И только с победой пролетарской революции и установлением Советской власти положение народов Сибири коренным образом изменилось.

Вслед за Ленинскими декретами о мире, земле и власти большевики провозгласили «Декларацию прав народов России». В подписанном В. И. Лениным торжественном акте-обещании указывалось главное в принципиально новом подходе к национальному вопросу в условиях нового социалистического строя:

«…Совет Народных Комиссаров решил положить в основу своей деятельности по вопросу о национальностях России следующие начала: 1. Равенство и суверенность народов России. 2. Право народов России на свободное самоопределение, вплоть до отделения и образования самостоятельного государства. 3. Отмена всех и всяких национальных и национально-религиозных привилегий и ограничений. 4. Свободное развитие национальных меньшинств и этнографических групп, населяющих территорию России».

Позором объявлялось натравливать народы друг на друга, народам предлагался добровольный и честный союз в составе Российской Советской Федеративной Социалистической Республики. Выдвигалось требование освобождения народов от национального гнета.

В Сибири, как и повсеместно в Советской Республике, трудящиеся всех национальностей привлекались к государственному управлению и строительству.

Документы первых съездов Советов в национальных районах Сибири показывают, как рука об руку с русскими начинала строить новую жизнь казахская, бурятская, хакасская беднота.

Семипалатинский уездный съезд Советов разослал по аулам воззвание:

«Бедняки-киргизы! Вы, находившиеся многие столетия под гнетом богатых, вы, безропотно несшие тяжелый крест жизни, — встаньте! Боритесь за устройство своей жизни сами… Русские бедняки, свергнувшие власть богатых, помогут вам в этой борьбе!».

Высший советский орган в Сибири тех лет — Центросибирь, находившийся в Иркутске, под руководством известного большевика Н. Н. Яковлева, начал разрабатывать планы вызволения национальной бедноты из-под ига байства на всей территории от Уральских гор до берегов Тихого океана. В Якутию для борьбы с белогвардейцами был направлен отряд красноармейцев, активную помощь которым оказали местные бедняки-якуты. При Центросибири организовалась и группа бурятских коммунистов во главе с юной Марией Сахьяновой.

Из среды аборигенных народов в те годы выдвинулись первые «комиссары» (обычно это были молодые люди), возглавившие борьбу с баями и буржуазными националистами. Такими «комиссарами» были казахи Адильбек Майкутов и Сакен Сейфуллин (впоследствии один из основоположников казахской советской литературы), якуты Максим Аммосов и Платон Ойунский (основоположник якутской литературы), татарин Сабиржан Габбасов, буряты Павел Балтахинов и Циремпил Ранжуров и другие, многие из которых погибли в боях с контрреволюцией.

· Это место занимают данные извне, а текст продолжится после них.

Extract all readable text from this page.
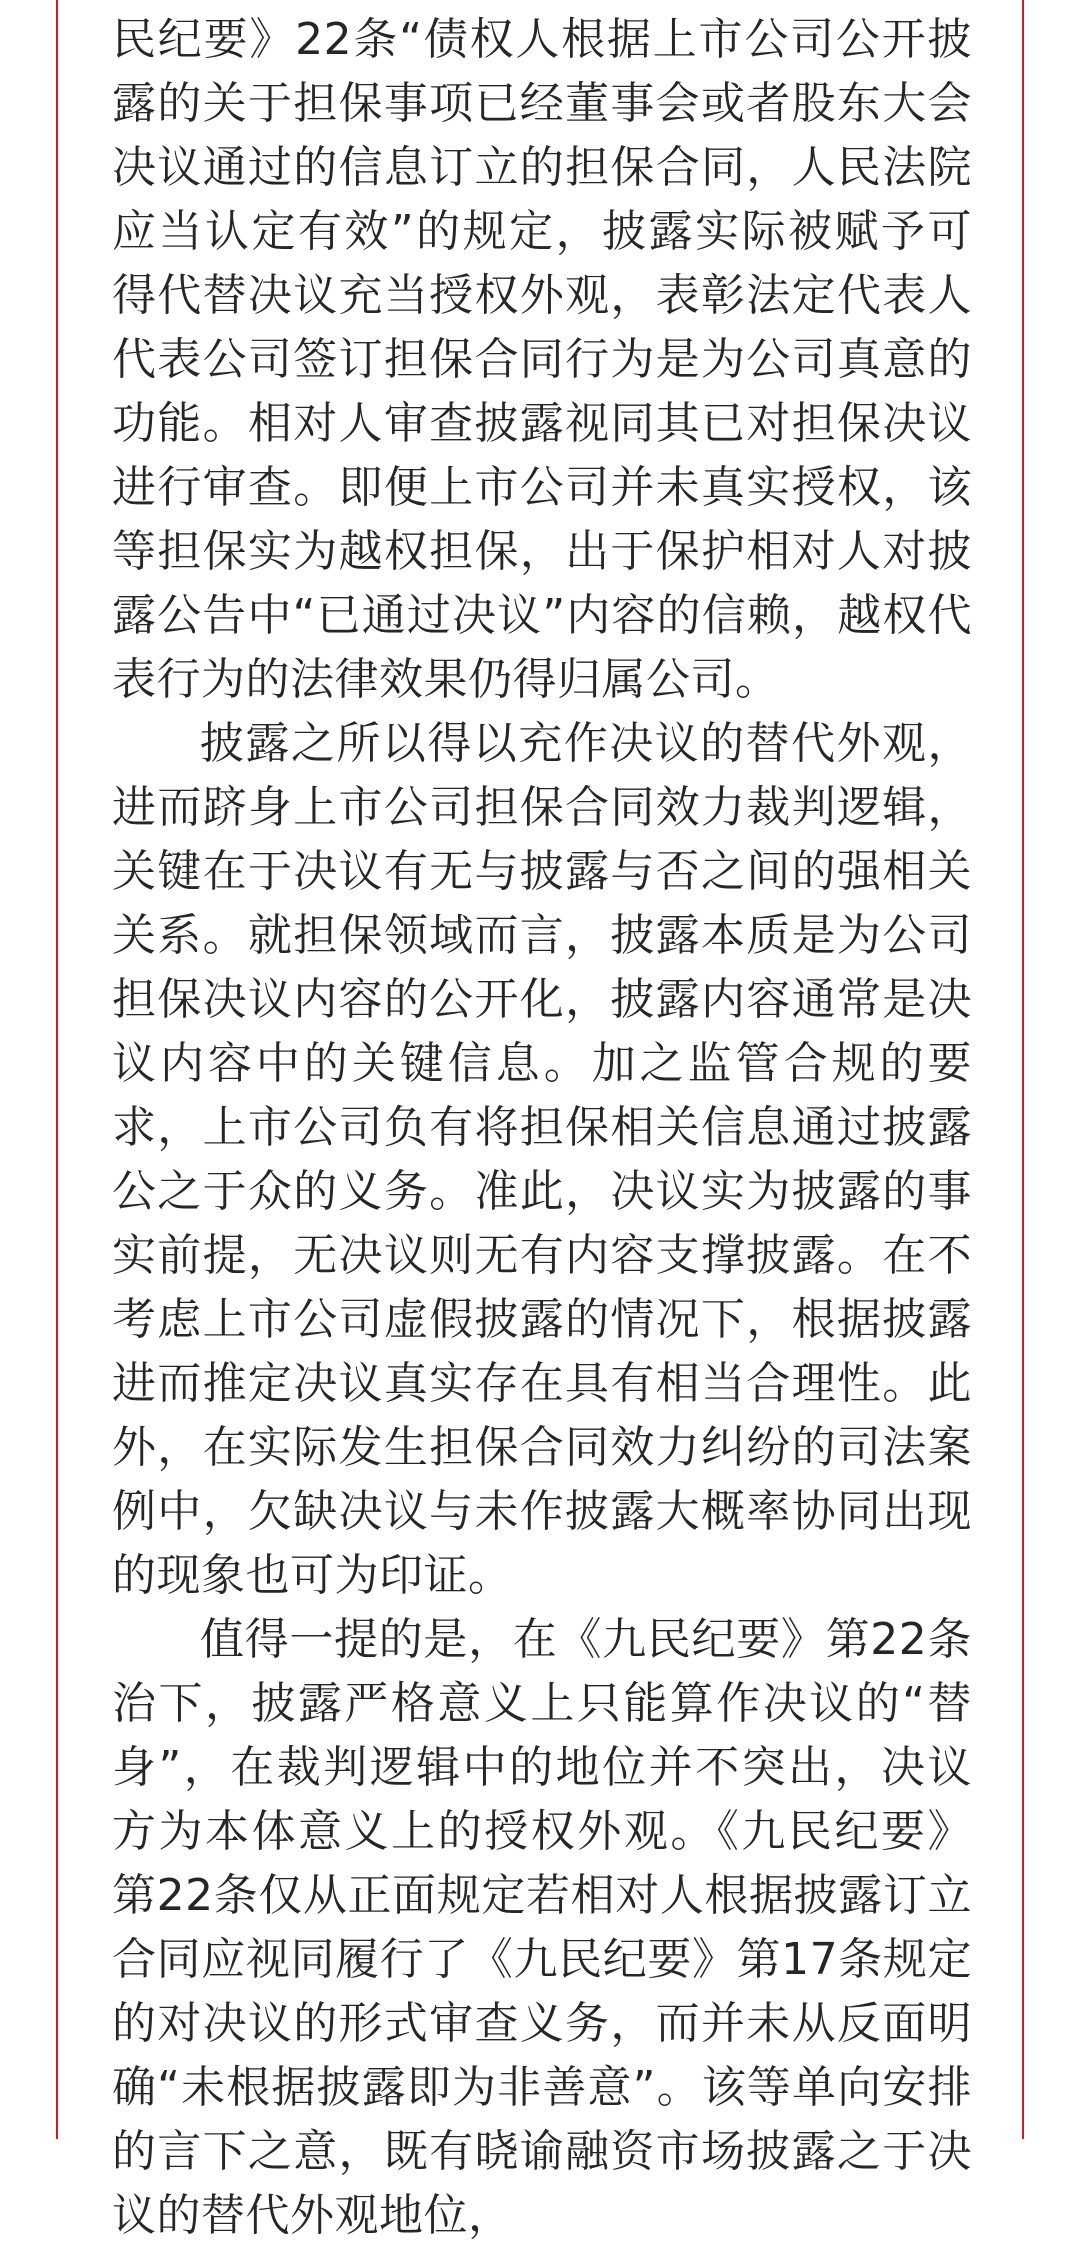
民纪要》22条“债权人根据上市公司公开披露的关于担保事项已经董事会或者股东大会决议通过的信息订立的担保合同，人民法院应当认定有效”的规定，披露实际被赋予可得代替决议充当授权外观，表彰法定代表人代表公司签订担保合同行为是为公司真意的功能。相对人审查披露视同其已对担保决议进行审查。即便上市公司并未真实授权，该等担保实为越权担保，出于保护相对人对披露公告中“已通过决议”内容的信赖，越权代表行为的法律效果仍得归属公司。

披露之所以得以充作决议的替代外观，进而跻身上市公司担保合同效力裁判逻辑，关键在于决议有无与披露与否之间的强相关关系。就担保领域而言，披露本质是为公司担保决议内容的公开化，披露内容通常是决议内容中的关键信息。加之监管合规的要求，上市公司负有将担保相关信息通过披露公之于众的义务。准此，决议实为披露的事实前提，无决议则无有内容支撑披露。在不考虑上市公司虚假披露的情况下，根据披露进而推定决议真实存在具有相当合理性。此外，在实际发生担保合同效力纠纷的司法案例中，欠缺决议与未作披露大概率协同出现的现象也可为印证。

值得一提的是，在《九民纪要》第22条治下，披露严格意义上只能算作决议的“替身”，在裁判逻辑中的地位并不突出，决议方为本体意义上的授权外观。《九民纪要》第22条仅从正面规定若相对人根据披露订立合同应视同履行了《九民纪要》第17条规定的对决议的形式审查义务，而并未从反面明确“未根据披露即为非善意”。该等单向安排的言下之意，既有晓谕融资市场披露之于决议的替代外观地位，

Во время гражданской войны трудящиеся аборигенных народов Сибири не пошли в антисоветские банды алаш-ордынцев и других националистов, срывали насильственные мобилизации. Война еще более разделила байство и бедноту: первое во всем поддерживало Колчака, хотя он выступал как ярый великодержавный шовинист; вторая приняла участие в партизанской борьбе с белогвардейцами и интервентами.